The Smart Way

Trujetter Team

, Cover Story

A city can be considered smart if it satisfies various criteria of a smart city such as regional competitiveness, transport and ICT (Information and Communication Technologies) economics, quality of life, the availability of natural resources and citizen participation in city governance. A smart city is defined by innovation and its ability to solve problems while using ICTs to improve the capacity

01 Visakhapatnam

Popularly known as Vizag, the port city of Visakhapatnam is fondly called ‘Jewel of the East Coast’. This city in Andhra Pradesh is famous as a destination for both business and leisure. Included as a part of the central government’s Smart City Mission, this town is a hub of steel plants and its manufacturing, while at the same time, serving as a quaint beach destination for sea-breeze-seeking tourists. During the holiday season from December to February, there’s a distinctly kitschy vibe to this city, with camel rides happening along the coastline. The pedestrian promenade along the Ramakrishna Beach is pleasant for a stroll, and the Rushikonda Beach nearby is Andhra’s best.

Surrounded by several Hindu temples and ancient Buddhist sites, Visakhapatnam also features at the top of the list for pilgrims and devotees. Every year in January, the port city hosts Visakha Utsav, a food festival that seeks to bring out the exquisite cuisine of Andhra Pradesh and the many mouthwatering delicacies that the place has to offer. Approximately 115 kms north of Visakhapatnam are lush forests of Eastern Ghats towards the Araku Valley. Home to the indigenous tribal communities, the place is a secret haven for tourists and popular for its exquisite organic coffee plantations and lovely green countryside. Enroute, you can visit the impressive Borra Caves.

02 Madurai

Madurai is a quaint little temple town of Tamil Nadu. One of the ancient cities of India, Madurai was once a thriving metropolis that traded with the Romans and Greeks. In medieval times, the city extended its trade routes to the southeast Asia. The Meenakshi Amman Temple, having a dazzling maze-like structure, is considered one of the greatest temples in India and is a major attraction among tourists and pilgrims visiting from within the country and abroad.

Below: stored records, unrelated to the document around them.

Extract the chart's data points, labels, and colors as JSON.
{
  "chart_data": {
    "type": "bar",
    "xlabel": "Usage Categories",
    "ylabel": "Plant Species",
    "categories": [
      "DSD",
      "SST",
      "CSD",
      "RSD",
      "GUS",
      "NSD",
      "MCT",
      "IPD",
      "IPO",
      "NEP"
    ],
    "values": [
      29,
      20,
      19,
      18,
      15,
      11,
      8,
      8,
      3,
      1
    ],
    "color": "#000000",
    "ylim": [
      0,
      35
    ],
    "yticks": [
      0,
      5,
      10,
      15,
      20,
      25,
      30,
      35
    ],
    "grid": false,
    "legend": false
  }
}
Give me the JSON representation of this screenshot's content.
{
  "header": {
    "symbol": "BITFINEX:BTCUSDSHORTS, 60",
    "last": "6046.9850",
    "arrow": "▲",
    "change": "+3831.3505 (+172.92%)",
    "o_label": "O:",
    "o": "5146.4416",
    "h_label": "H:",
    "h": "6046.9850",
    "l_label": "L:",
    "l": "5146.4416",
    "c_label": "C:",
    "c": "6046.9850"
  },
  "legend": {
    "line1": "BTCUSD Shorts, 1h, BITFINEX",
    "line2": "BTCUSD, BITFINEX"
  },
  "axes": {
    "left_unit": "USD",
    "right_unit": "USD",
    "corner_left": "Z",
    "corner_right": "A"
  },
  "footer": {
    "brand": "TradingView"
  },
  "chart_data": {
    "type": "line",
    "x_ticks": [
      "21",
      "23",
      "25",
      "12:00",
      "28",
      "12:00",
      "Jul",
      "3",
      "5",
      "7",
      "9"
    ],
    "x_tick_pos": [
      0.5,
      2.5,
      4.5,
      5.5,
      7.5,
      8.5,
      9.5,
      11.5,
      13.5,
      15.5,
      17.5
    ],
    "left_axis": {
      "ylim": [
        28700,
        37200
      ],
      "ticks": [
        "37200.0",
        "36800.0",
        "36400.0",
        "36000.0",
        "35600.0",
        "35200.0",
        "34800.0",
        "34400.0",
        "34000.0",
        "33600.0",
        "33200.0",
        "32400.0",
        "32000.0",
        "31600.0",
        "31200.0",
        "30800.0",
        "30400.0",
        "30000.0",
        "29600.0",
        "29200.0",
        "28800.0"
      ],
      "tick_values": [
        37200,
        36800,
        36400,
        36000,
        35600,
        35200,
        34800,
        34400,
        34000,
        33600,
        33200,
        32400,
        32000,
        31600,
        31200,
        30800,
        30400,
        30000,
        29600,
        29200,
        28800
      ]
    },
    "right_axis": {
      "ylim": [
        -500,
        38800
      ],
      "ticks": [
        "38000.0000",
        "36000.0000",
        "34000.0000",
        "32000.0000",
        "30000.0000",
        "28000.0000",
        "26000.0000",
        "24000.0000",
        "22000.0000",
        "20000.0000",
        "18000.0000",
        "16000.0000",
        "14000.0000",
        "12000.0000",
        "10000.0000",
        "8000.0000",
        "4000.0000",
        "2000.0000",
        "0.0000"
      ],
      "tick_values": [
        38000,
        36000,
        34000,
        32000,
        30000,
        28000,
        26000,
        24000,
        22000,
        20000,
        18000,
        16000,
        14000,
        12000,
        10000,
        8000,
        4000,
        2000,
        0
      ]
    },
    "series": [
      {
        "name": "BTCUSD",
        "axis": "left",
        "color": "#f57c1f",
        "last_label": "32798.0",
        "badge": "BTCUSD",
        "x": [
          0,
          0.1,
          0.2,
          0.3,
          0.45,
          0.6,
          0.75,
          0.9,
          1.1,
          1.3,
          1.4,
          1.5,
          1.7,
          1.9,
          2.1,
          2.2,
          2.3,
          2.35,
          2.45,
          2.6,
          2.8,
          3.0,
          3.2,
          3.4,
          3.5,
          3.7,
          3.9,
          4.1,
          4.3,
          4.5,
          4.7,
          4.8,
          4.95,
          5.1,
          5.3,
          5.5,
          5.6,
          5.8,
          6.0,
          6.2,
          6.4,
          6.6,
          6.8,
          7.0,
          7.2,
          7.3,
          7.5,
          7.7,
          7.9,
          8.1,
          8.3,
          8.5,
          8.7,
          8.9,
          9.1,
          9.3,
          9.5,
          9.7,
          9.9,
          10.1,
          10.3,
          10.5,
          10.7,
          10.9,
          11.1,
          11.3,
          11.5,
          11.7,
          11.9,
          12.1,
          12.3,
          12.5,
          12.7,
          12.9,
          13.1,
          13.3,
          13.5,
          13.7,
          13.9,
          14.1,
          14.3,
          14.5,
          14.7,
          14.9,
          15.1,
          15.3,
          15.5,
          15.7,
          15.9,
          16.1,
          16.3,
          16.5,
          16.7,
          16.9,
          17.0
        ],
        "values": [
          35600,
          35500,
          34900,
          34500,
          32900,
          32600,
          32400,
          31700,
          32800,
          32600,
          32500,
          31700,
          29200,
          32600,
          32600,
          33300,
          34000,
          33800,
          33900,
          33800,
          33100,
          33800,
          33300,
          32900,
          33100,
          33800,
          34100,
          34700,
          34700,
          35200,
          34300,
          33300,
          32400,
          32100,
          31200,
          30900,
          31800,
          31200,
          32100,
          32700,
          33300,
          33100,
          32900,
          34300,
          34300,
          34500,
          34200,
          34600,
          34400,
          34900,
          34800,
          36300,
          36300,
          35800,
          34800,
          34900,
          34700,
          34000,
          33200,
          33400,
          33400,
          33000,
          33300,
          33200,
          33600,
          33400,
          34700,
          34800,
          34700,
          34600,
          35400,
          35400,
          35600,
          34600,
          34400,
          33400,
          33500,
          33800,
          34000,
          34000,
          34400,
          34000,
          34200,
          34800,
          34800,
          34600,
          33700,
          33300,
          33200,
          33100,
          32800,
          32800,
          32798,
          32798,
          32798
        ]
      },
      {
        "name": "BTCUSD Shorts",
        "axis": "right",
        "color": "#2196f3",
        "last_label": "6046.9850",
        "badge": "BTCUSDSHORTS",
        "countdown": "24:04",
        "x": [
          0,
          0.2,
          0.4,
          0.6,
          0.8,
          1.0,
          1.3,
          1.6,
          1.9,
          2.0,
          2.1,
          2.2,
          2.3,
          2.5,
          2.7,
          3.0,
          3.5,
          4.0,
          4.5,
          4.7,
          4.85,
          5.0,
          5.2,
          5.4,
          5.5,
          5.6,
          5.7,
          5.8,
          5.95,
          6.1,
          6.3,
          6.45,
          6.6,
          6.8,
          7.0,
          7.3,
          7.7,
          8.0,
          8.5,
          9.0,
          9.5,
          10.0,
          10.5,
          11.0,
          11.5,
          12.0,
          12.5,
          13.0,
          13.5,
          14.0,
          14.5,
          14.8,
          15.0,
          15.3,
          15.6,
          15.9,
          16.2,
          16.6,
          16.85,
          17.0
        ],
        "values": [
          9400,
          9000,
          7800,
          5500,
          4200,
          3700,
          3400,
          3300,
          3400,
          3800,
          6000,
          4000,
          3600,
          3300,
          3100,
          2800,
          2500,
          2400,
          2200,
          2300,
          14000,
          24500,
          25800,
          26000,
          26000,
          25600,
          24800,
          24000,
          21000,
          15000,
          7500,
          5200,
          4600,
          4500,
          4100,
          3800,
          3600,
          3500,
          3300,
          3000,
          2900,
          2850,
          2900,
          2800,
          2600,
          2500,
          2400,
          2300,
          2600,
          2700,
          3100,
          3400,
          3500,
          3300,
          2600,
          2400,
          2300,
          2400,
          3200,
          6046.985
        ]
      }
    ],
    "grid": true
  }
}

Much like Visakhapatnam, Madurai too grapples with two worlds – an ancient part that is dominated by medieval temples and the modern part with its expanding IT-driven economy. The local cuisine has a strong influence of the Chettinad region which is a two-hour drive away from the city. Known for its fiery flavours, the cuisine is every spicy food lovers’ dream and is served everywhere in Madurai in its authentic form.

03 Coimbatore

Often referred to as the ‘Manchester of the South’ for its textile industries, this big business and junction city is the second largest in Tamil Nadu after Chennai. Its rich history and surrounding hill stations make this city a travellers’ pitstop. A lot of tourists choose to fly to this city to go ahead to hill stations in Tamil Nadu, such as Ooty. It is also the perfect place to drop by if one is visiting the Anamalai Tiger Reserve.

Once called Kongunadu, the locals nowadays call the city Kovai in their common tongue (Tamil). The city, in medieval times, was ruled by chieftains. Then it was ruled by Karikala Cholan and after him, it was ruled by the kings of Rashtrakutas, Chalukyas, Pandyas, Hoyasalas and Vijayanagar Empire. However, the industrial boost happened in the Victorian Era under the British.

04 Mangaluru

Known for its rolling hills, endless coconut trees, sprawling beaches and enchanting history, the coastal city of Mangaluru in Karnataka is a dream destination for beach lovers and surfers. One of the main gateways to the Konkan coast and inland Kodagu region, the city has an appealing off-the-beaten-path feel, and the spicy seafood dishes are sensational. Mangaluru sits at the estuaries of the picturesque Netravathi and Gurupur rivers on the Arabian Sea and has been a major port on international trade routes since the sixth century AD. There are also several temples in the city that offer a glimpse into the old-world Mangaluru. Located in the heart of the city is the famous Mangaladevi Temple that dates back to the ninth century, the days of the Ahepa Dynasty.

05 Nashik

Situated on the banks of the Godavari river, this quaint city is full of legends that date back to many millenniums. One such legend is that Lord Rama’s brother, Lakshmana, hacked off the nasika (nose) of Ravana’s sister at Nashik. So, if history and mythology hold your interest, this large provincial city’s old quarter has some intriguing wooden architecture and interesting temples that reference the Hindu epic. However, if you aren’t a history enthusiast, don’t despair, because Nashik has a lot more exotic things to offer than just history. Wine tourism is on the rise in India, and Nashik is at the centre of it all. India’s best wines are produced locally, and touring the gorgeous vineyards in the countryside surrounding the city is an unparalleled experience.

A unique feature about this city is that it plays host to the grand Kumbh Mela (the largest religious gathering in the world), once every 12 years. The last one was held in 2015, and the next one is to be held in 2027.